Unter Forschern gibt es heute einen Konsens: Wer den Zustand einer demokratischen Gesellschaft erfassen will, kann ihn zumindest teilweise an der Frage ermessen, wie viele Menschen durch Einsamkeit dauerhaft belastet sind. Wenn das so ist, dann gibt es in Deutschland ein Problem. Denn immer mehr Menschen fühlen sich einsam. Laut einer Studie der Universität Magdeburg von Juni 2023 geht es aktuell etwa 14 Prozent der Bevölkerung so. 

Nach Einschätzung der Stiftung Patientenschutz ist Einsamkeit die größte Volkskrankheit in Deutschland. Sie könne jede und jeden treffen. Vorstand Eugen Brysch weist darauf hin, dass nicht nur ältere Menschen davon betroffen seien, wie häufig angenommen, sondern auch immer mehr junge Menschen – nicht erst seit Corona. Allerdings hat die Pandemie diese Tendenz noch verstärkt. Während der Corona-Zeit gaben 2021 fast 42 Prozent der Deutschen an, sich einsam zu fühlen. Von den unter 30-Jährigen fühlten sich sogar 48 Prozent einsam.

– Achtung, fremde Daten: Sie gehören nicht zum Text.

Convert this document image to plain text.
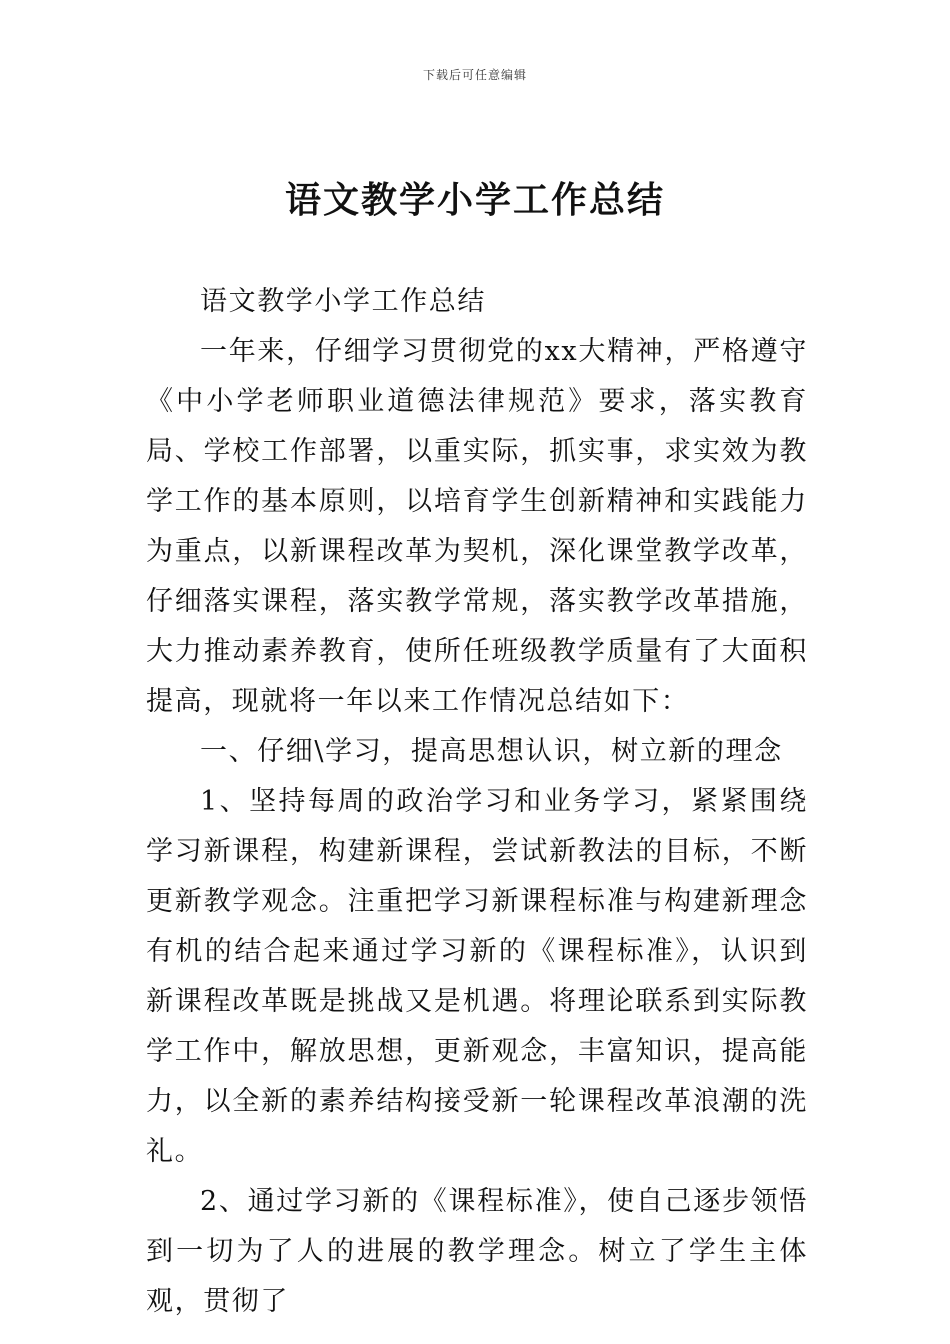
下载后可任意编辑
语文教学小学工作总结

语文教学小学工作总结

一年来，仔细学习贯彻党的xx大精神，严格遵守《中小学老师职业道德法律规范》要求，落实教育局、学校工作部署，以重实际，抓实事，求实效为教学工作的基本原则，以培育学生创新精神和实践能力为重点，以新课程改革为契机，深化课堂教学改革，仔细落实课程，落实教学常规，落实教学改革措施，大力推动素养教育，使所任班级教学质量有了大面积提高，现就将一年以来工作情况总结如下：

一、仔细\学习，提高思想认识，树立新的理念

1、坚持每周的政治学习和业务学习，紧紧围绕学习新课程，构建新课程，尝试新教法的目标，不断更新教学观念。注重把学习新课程标准与构建新理念有机的结合起来通过学习新的《课程标准》，认识到新课程改革既是挑战又是机遇。将理论联系到实际教学工作中，解放思想，更新观念，丰富知识，提高能力，以全新的素养结构接受新一轮课程改革浪潮的洗礼。

2、通过学习新的《课程标准》，使自己逐步领悟到一切为了人的进展的教学理念。树立了学生主体观，贯彻了
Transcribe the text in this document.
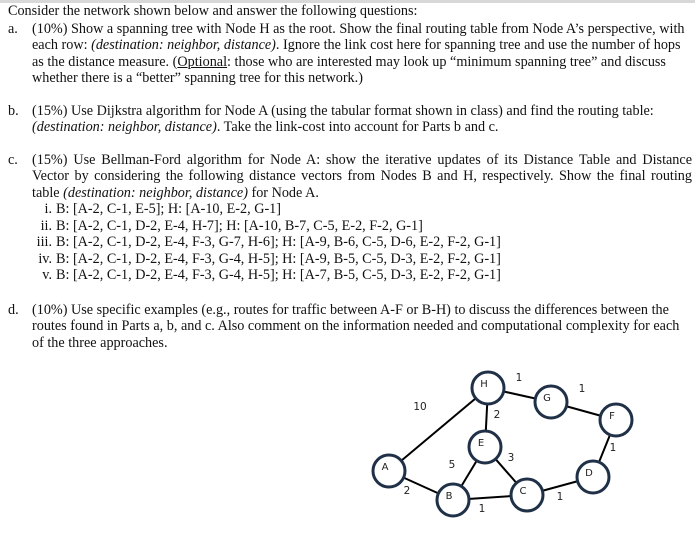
Consider the network shown below and answer the following questions:

a. (10%) Show a spanning tree with Node H as the root. Show the final routing table from Node A’s perspective, with each row: (destination: neighbor, distance). Ignore the link cost here for spanning tree and use the number of hops as the distance measure. (Optional: those who are interested may look up “minimum spanning tree” and discuss whether there is a “better” spanning tree for this network.)

b. (15%) Use Dijkstra algorithm for Node A (using the tabular format shown in class) and find the routing table: (destination: neighbor, distance). Take the link-cost into account for Parts b and c.

c. (15%) Use Bellman-Ford algorithm for Node A: show the iterative updates of its Distance Table and Distance Vector by considering the following distance vectors from Nodes B and H, respectively. Show the final routing table (destination: neighbor, distance) for Node A.

i. B: [A-2, C-1, E-5]; H: [A-10, E-2, G-1]
ii. B: [A-2, C-1, D-2, E-4, H-7]; H: [A-10, B-7, C-5, E-2, F-2, G-1]
iii. B: [A-2, C-1, D-2, E-4, F-3, G-7, H-6]; H: [A-9, B-6, C-5, D-6, E-2, F-2, G-1]
iv. B: [A-2, C-1, D-2, E-4, F-3, G-4, H-5]; H: [A-9, B-5, C-5, D-3, E-2, F-2, G-1]
v. B: [A-2, C-1, D-2, E-4, F-3, G-4, H-5]; H: [A-7, B-5, C-5, D-3, E-2, F-2, G-1]
d. (10%) Use specific examples (e.g., routes for traffic between A-F or B-H) to discuss the differences between the routes found in Parts a, b, and c. Also comment on the information needed and computational complexity for each of the three approaches.

10
2
5
1
2
3
1
1
1
1
A
B	C
D
E
F
G
H
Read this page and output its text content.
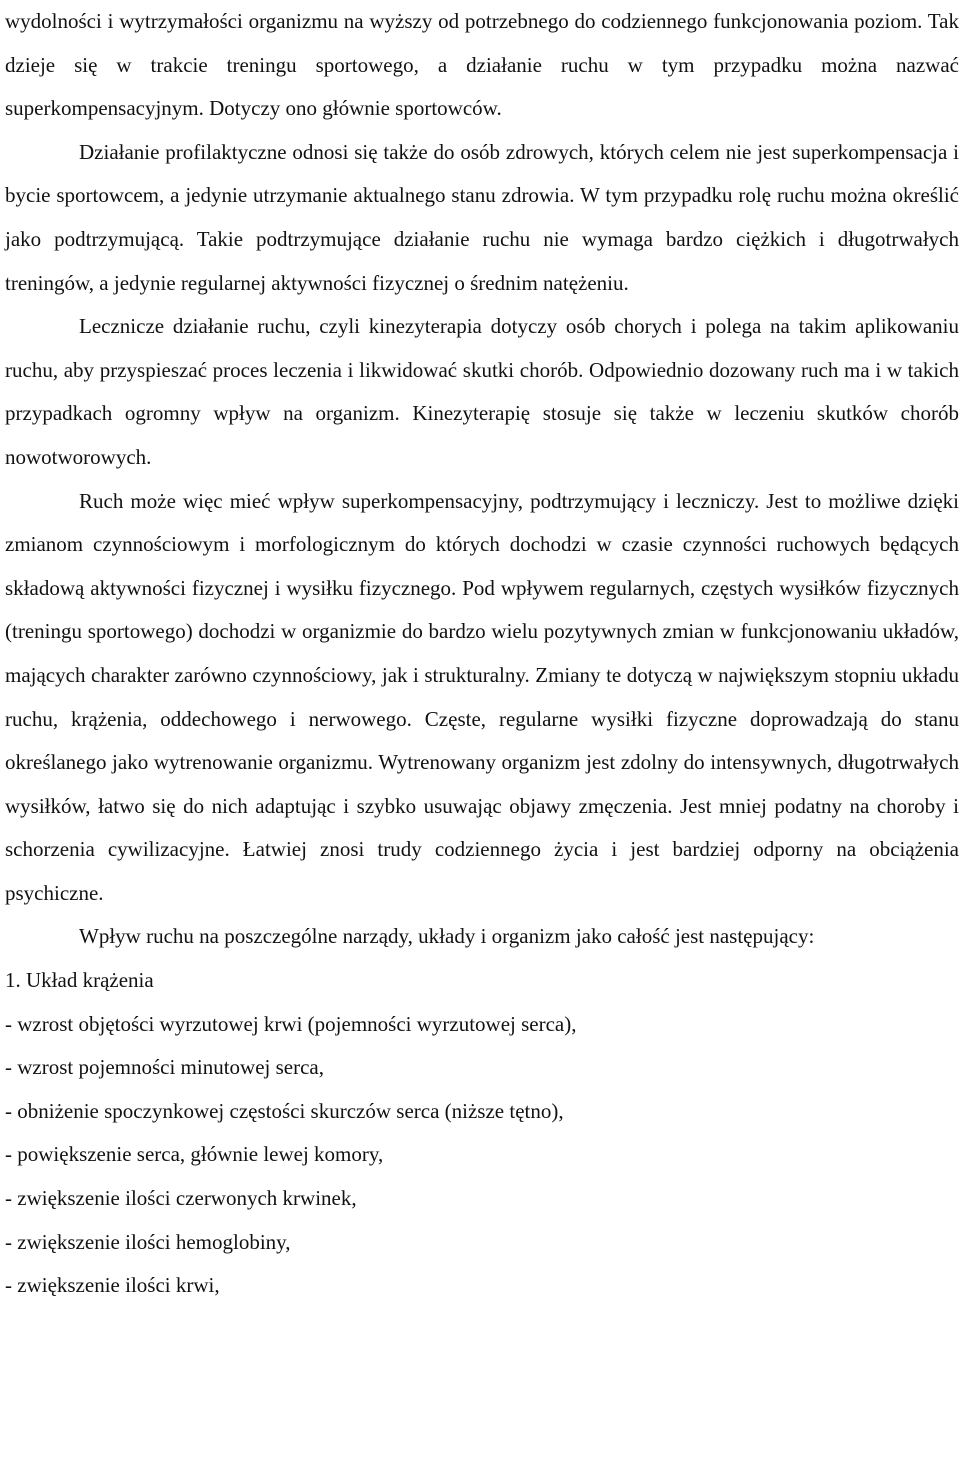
wydolności i wytrzymałości organizmu na wyższy od potrzebnego do codziennego funkcjonowania poziom. Tak dzieje się w trakcie treningu sportowego, a działanie ruchu w tym przypadku można nazwać superkompensacyjnym. Dotyczy ono głównie sportowców.

Działanie profilaktyczne odnosi się także do osób zdrowych, których celem nie jest superkompensacja i bycie sportowcem, a jedynie utrzymanie aktualnego stanu zdrowia. W tym przypadku rolę ruchu można określić jako podtrzymującą. Takie podtrzymujące działanie ruchu nie wymaga bardzo ciężkich i długotrwałych treningów, a jedynie regularnej aktywności fizycznej o średnim natężeniu.

Lecznicze działanie ruchu, czyli kinezyterapia dotyczy osób chorych i polega na takim aplikowaniu ruchu, aby przyspieszać proces leczenia i likwidować skutki chorób. Odpowiednio dozowany ruch ma i w takich przypadkach ogromny wpływ na organizm. Kinezyterapię stosuje się także w leczeniu skutków chorób nowotworowych.

Ruch może więc mieć wpływ superkompensacyjny, podtrzymujący i leczniczy. Jest to możliwe dzięki zmianom czynnościowym i morfologicznym do których dochodzi w czasie czynności ruchowych będących składową aktywności fizycznej i wysiłku fizycznego. Pod wpływem regularnych, częstych wysiłków fizycznych (treningu sportowego) dochodzi w organizmie do bardzo wielu pozytywnych zmian w funkcjonowaniu układów, mających charakter zarówno czynnościowy, jak i strukturalny. Zmiany te dotyczą w największym stopniu układu ruchu, krążenia, oddechowego i nerwowego. Częste, regularne wysiłki fizyczne doprowadzają do stanu określanego jako wytrenowanie organizmu. Wytrenowany organizm jest zdolny do intensywnych, długotrwałych wysiłków, łatwo się do nich adaptując i szybko usuwając objawy zmęczenia. Jest mniej podatny na choroby i schorzenia cywilizacyjne. Łatwiej znosi trudy codziennego życia i jest bardziej odporny na obciążenia psychiczne.

Wpływ ruchu na poszczególne narządy, układy i organizm jako całość jest następujący:

1. Układ krążenia

- wzrost objętości wyrzutowej krwi (pojemności wyrzutowej serca),
- wzrost pojemności minutowej serca,
- obniżenie spoczynkowej częstości skurczów serca (niższe tętno),
- powiększenie serca, głównie lewej komory,
- zwiększenie ilości czerwonych krwinek,
- zwiększenie ilości hemoglobiny,
- zwiększenie ilości krwi,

Einsamkeit kann so belastend sein wie Krebs

Janosch Schobin vom Kompetenznetz Einsamkeit des Instituts für Sozialarbeit und Sozialpädagogik in Frankfurt am Main vergleicht Einsamkeit von der psychischen Belastung her mit jener, die Menschen mit einer Krebserkrankung haben können. Er sagt, der Blick der Forschung auf das Thema habe sich stark verändert: "Einsamkeit wird inzwischen als eine elementare Mangelempfindung aufgefasst. Immer häufiger wird sie mit Hunger oder Schmerzen verglichen – und immer seltener als ein rein subjektives Gefühl verstanden." 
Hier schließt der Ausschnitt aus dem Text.